Они выпили и поцеловались. Отто почувствовал, что-то изменилось. В этом поцелуе не было холодности и дежурной учтивости, которые обычно замораживали его. Это был тёплый дружественный поцелуй. В нём не было страсти, но нежность была. Это вдохновило его. Отто почувствовал, что она нужна ему сейчас, сию секунду вся, не просто нужна. Его душа устремилась к ней и трепетная проникла и приникла к её душе. Состояние было необычным. Как будто на миг открылся яркий и радостный свет. Его сердце билось мощно и наполнялось огнём настолько страстным, что не было места никаким соображениям о холодности жены, о том, что кто-то стоит между ними. Это был его берег, его причал, его утешение и надежда. Он обхватил Людмилу руками, прижал к себе и поцеловал крепко, больно, так, что её губы открылись, перехватило дыхание. Он не отпускал, и всё целовал её губы, лицо, ямку на шее.

– Милая, милая, – шептал он в волнении, – если бы ты только знала, как нужна мне!

– Отто, ты сегодня не такой, как обычно. Тебя подогрел ликёр, который сделала Ольга на ягодах брусники?

Её обычный чуть насмешливый тон на сей раз не остановил его, а только усилил стремление разрушить разделявшую их стену. На секунду им опять овладел гнев.

– Людмила, неужели ты не понимаешь, что я устал сдерживать себя? Ликёр здесь совершенно ни при чём, – он взглянул на неё пристальным горячим взглядом, и Людмиле стало стыдно.

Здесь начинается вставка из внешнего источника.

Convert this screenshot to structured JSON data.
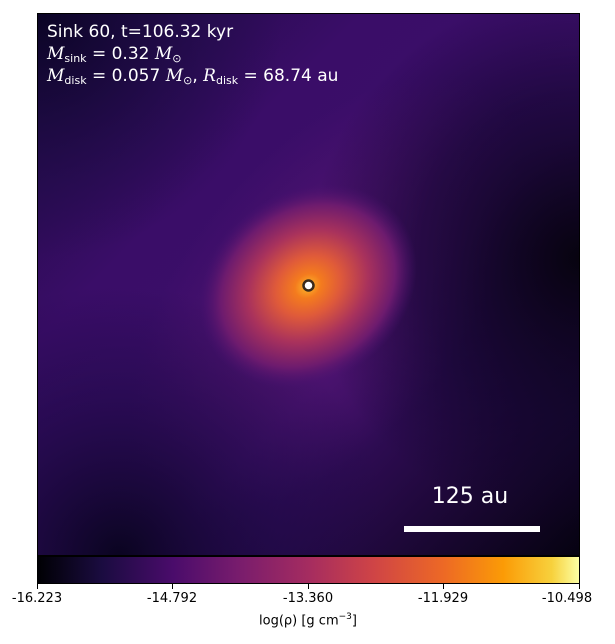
{
  "annotation": {
    "line1": "Sink 60, t=106.32 kyr",
    "msink_symbol": "M",
    "msink_sub": "sink",
    "msink_value": "= 0.32",
    "msun_symbol": "M",
    "msun_sub": "⊙",
    "mdisk_symbol": "M",
    "mdisk_sub": "disk",
    "mdisk_value": "= 0.057",
    "rdisk_symbol": "R",
    "rdisk_sub": "disk",
    "rdisk_value": "= 68.74 au"
  },
  "scale_bar": {
    "label": "125 au"
  },
  "colorbar": {
    "ticks": [
      "-16.223",
      "-14.792",
      "-13.360",
      "-11.929",
      "-10.498"
    ],
    "label_main": "log(ρ) [g cm",
    "label_sup": "−3",
    "label_end": "]",
    "colormap": "inferno"
  }
}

Отто погладил её волосы и вздохнул. – Людмила, я должен когда-то это тебе сказать. Я тебя люблю, очень, и давно мечтаю о взаимности. Если бы ты не ответила мне тогда в Москве положительно, я бы расторг договор и остался там, чтобы добиться твоего согласия. Сегодня я просто хочу тебя любить. Ты как-то постоянно холодна, стремишься поставить невидимую стену между нами. Поэтому я чувствовал обиду и немного злость. Но сегодня ничто и никто не должны стоять между нами. Ты просто не представляешь, душа моя, прибежище моё, как ты мне нужна!

Людмила улыбалась и молчала. Она знала, что он говорит правду. Он снова обнял её и стал медленно и очень нежно целовать. Потом подхватил на руки и понёс к двери спальни.

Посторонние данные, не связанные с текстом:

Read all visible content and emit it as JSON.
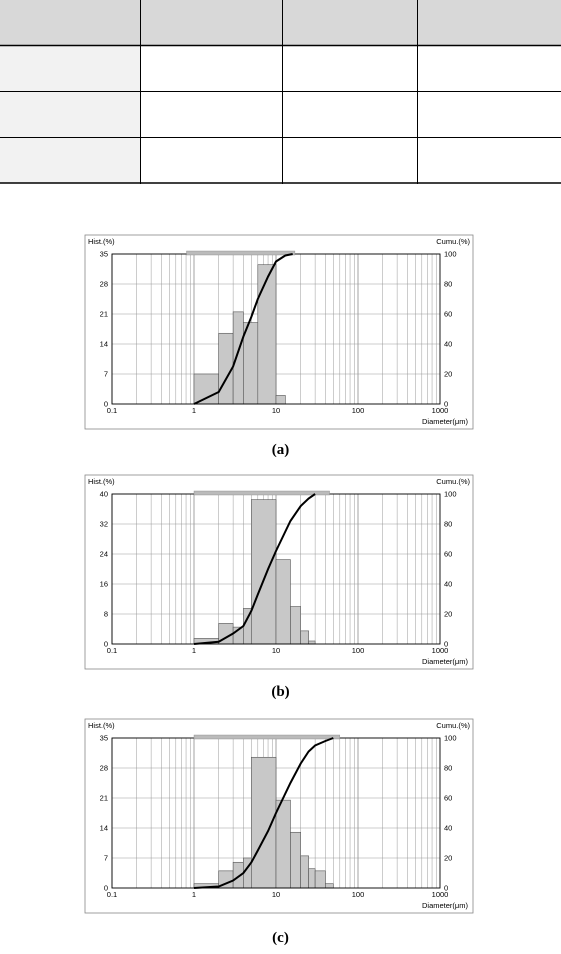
{
  "table": {
    "header_fill": "#d8d8d8",
    "row_label_fill": "#f2f2f2",
    "columns": 4,
    "rows": 3
  },
  "chart_data": [
    {
      "type": "bar",
      "caption": "(a)",
      "hist_label": "Hist.(%)",
      "cumu_label": "Cumu.(%)",
      "xlabel": "Diameter(μm)",
      "x_scale": "log",
      "xlim": [
        0.1,
        1000
      ],
      "x_ticks": [
        "0.1",
        "1",
        "10",
        "100",
        "1000"
      ],
      "ylim_left": [
        0,
        35
      ],
      "y_ticks_left": [
        "0",
        "7",
        "14",
        "21",
        "28",
        "35"
      ],
      "ylim_right": [
        0,
        100
      ],
      "y_ticks_right": [
        "0",
        "20",
        "40",
        "60",
        "80",
        "100"
      ],
      "range_bar": [
        0.81,
        17
      ],
      "bins": [
        {
          "lo": 1.0,
          "hi": 2.0,
          "v": 7
        },
        {
          "lo": 2.0,
          "hi": 3.0,
          "v": 16.5
        },
        {
          "lo": 3.0,
          "hi": 4.0,
          "v": 21.5
        },
        {
          "lo": 4.0,
          "hi": 6.0,
          "v": 19
        },
        {
          "lo": 6.0,
          "hi": 10.0,
          "v": 32.5
        },
        {
          "lo": 10.0,
          "hi": 13.0,
          "v": 2
        }
      ],
      "cumulative": [
        [
          1.0,
          0
        ],
        [
          2.0,
          8
        ],
        [
          3.0,
          25
        ],
        [
          4.0,
          45
        ],
        [
          5.0,
          58
        ],
        [
          6.0,
          70
        ],
        [
          8.0,
          85
        ],
        [
          10.0,
          95
        ],
        [
          13.0,
          99
        ],
        [
          16.0,
          100
        ]
      ],
      "grid": true,
      "colors": {
        "bar": "#c8c8c8",
        "line": "#000000",
        "grid": "#999999"
      }
    },
    {
      "type": "bar",
      "caption": "(b)",
      "hist_label": "Hist.(%)",
      "cumu_label": "Cumu.(%)",
      "xlabel": "Diameter(μm)",
      "x_scale": "log",
      "xlim": [
        0.1,
        1000
      ],
      "x_ticks": [
        "0.1",
        "1",
        "10",
        "100",
        "1000"
      ],
      "ylim_left": [
        0,
        40
      ],
      "y_ticks_left": [
        "0",
        "8",
        "16",
        "24",
        "32",
        "40"
      ],
      "ylim_right": [
        0,
        100
      ],
      "y_ticks_right": [
        "0",
        "20",
        "40",
        "60",
        "80",
        "100"
      ],
      "range_bar": [
        1.0,
        45
      ],
      "bins": [
        {
          "lo": 1.0,
          "hi": 2.0,
          "v": 1.5
        },
        {
          "lo": 2.0,
          "hi": 3.0,
          "v": 5.5
        },
        {
          "lo": 3.0,
          "hi": 4.0,
          "v": 4.5
        },
        {
          "lo": 4.0,
          "hi": 5.0,
          "v": 9.5
        },
        {
          "lo": 5.0,
          "hi": 10.0,
          "v": 38.5
        },
        {
          "lo": 10.0,
          "hi": 15.0,
          "v": 22.5
        },
        {
          "lo": 15.0,
          "hi": 20.0,
          "v": 10
        },
        {
          "lo": 20.0,
          "hi": 25.0,
          "v": 3.5
        },
        {
          "lo": 25.0,
          "hi": 30.0,
          "v": 0.8
        }
      ],
      "cumulative": [
        [
          1.0,
          0
        ],
        [
          2.0,
          1.5
        ],
        [
          3.0,
          7
        ],
        [
          4.0,
          12
        ],
        [
          5.0,
          22
        ],
        [
          6.0,
          33
        ],
        [
          8.0,
          50
        ],
        [
          10.0,
          62
        ],
        [
          15.0,
          82
        ],
        [
          20.0,
          92
        ],
        [
          25.0,
          97
        ],
        [
          30.0,
          100
        ]
      ],
      "grid": true,
      "colors": {
        "bar": "#c8c8c8",
        "line": "#000000",
        "grid": "#999999"
      }
    },
    {
      "type": "bar",
      "caption": "(c)",
      "hist_label": "Hist.(%)",
      "cumu_label": "Cumu.(%)",
      "xlabel": "Diameter(μm)",
      "x_scale": "log",
      "xlim": [
        0.1,
        1000
      ],
      "x_ticks": [
        "0.1",
        "1",
        "10",
        "100",
        "1000"
      ],
      "ylim_left": [
        0,
        35
      ],
      "y_ticks_left": [
        "0",
        "7",
        "14",
        "21",
        "28",
        "35"
      ],
      "ylim_right": [
        0,
        100
      ],
      "y_ticks_right": [
        "0",
        "20",
        "40",
        "60",
        "80",
        "100"
      ],
      "range_bar": [
        1.0,
        60
      ],
      "bins": [
        {
          "lo": 1.0,
          "hi": 2.0,
          "v": 1
        },
        {
          "lo": 2.0,
          "hi": 3.0,
          "v": 4
        },
        {
          "lo": 3.0,
          "hi": 4.0,
          "v": 6
        },
        {
          "lo": 4.0,
          "hi": 5.0,
          "v": 7
        },
        {
          "lo": 5.0,
          "hi": 10.0,
          "v": 30.5
        },
        {
          "lo": 10.0,
          "hi": 15.0,
          "v": 20.5
        },
        {
          "lo": 15.0,
          "hi": 20.0,
          "v": 13
        },
        {
          "lo": 20.0,
          "hi": 25.0,
          "v": 7.5
        },
        {
          "lo": 25.0,
          "hi": 30.0,
          "v": 4.5
        },
        {
          "lo": 30.0,
          "hi": 40.0,
          "v": 4
        },
        {
          "lo": 40.0,
          "hi": 50.0,
          "v": 1
        }
      ],
      "cumulative": [
        [
          1.0,
          0
        ],
        [
          2.0,
          1
        ],
        [
          3.0,
          5
        ],
        [
          4.0,
          10
        ],
        [
          5.0,
          17
        ],
        [
          6.0,
          25
        ],
        [
          8.0,
          38
        ],
        [
          10.0,
          50
        ],
        [
          15.0,
          70
        ],
        [
          20.0,
          83
        ],
        [
          25.0,
          91
        ],
        [
          30.0,
          95
        ],
        [
          40.0,
          98
        ],
        [
          50.0,
          100
        ]
      ],
      "grid": true,
      "colors": {
        "bar": "#c8c8c8",
        "line": "#000000",
        "grid": "#999999"
      }
    }
  ]
}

– Милая моя, милая! Красавица моя! Никому не отдам тебя, – говорил Отто, поднимаясь по лестнице на второй этаж с Людмилой на руках.

В спальне Отто на столике около кровати стояли два фужера, коробка конфет и прикрытая бутылка шампанского. «Да он готовился к сегодняшнему вечеру!» – подумала Людмила. В те годы, да ещё на Колыме, невозможно было достать шампанское, а шоколадные конфеты тем более.

– Где ты взял это? Я не люблю ликёр. Я люблю шампанское.

– Ты не поверишь. Это было у нас в багаже. Я в Москве купил в последний момент и засунул в багаж.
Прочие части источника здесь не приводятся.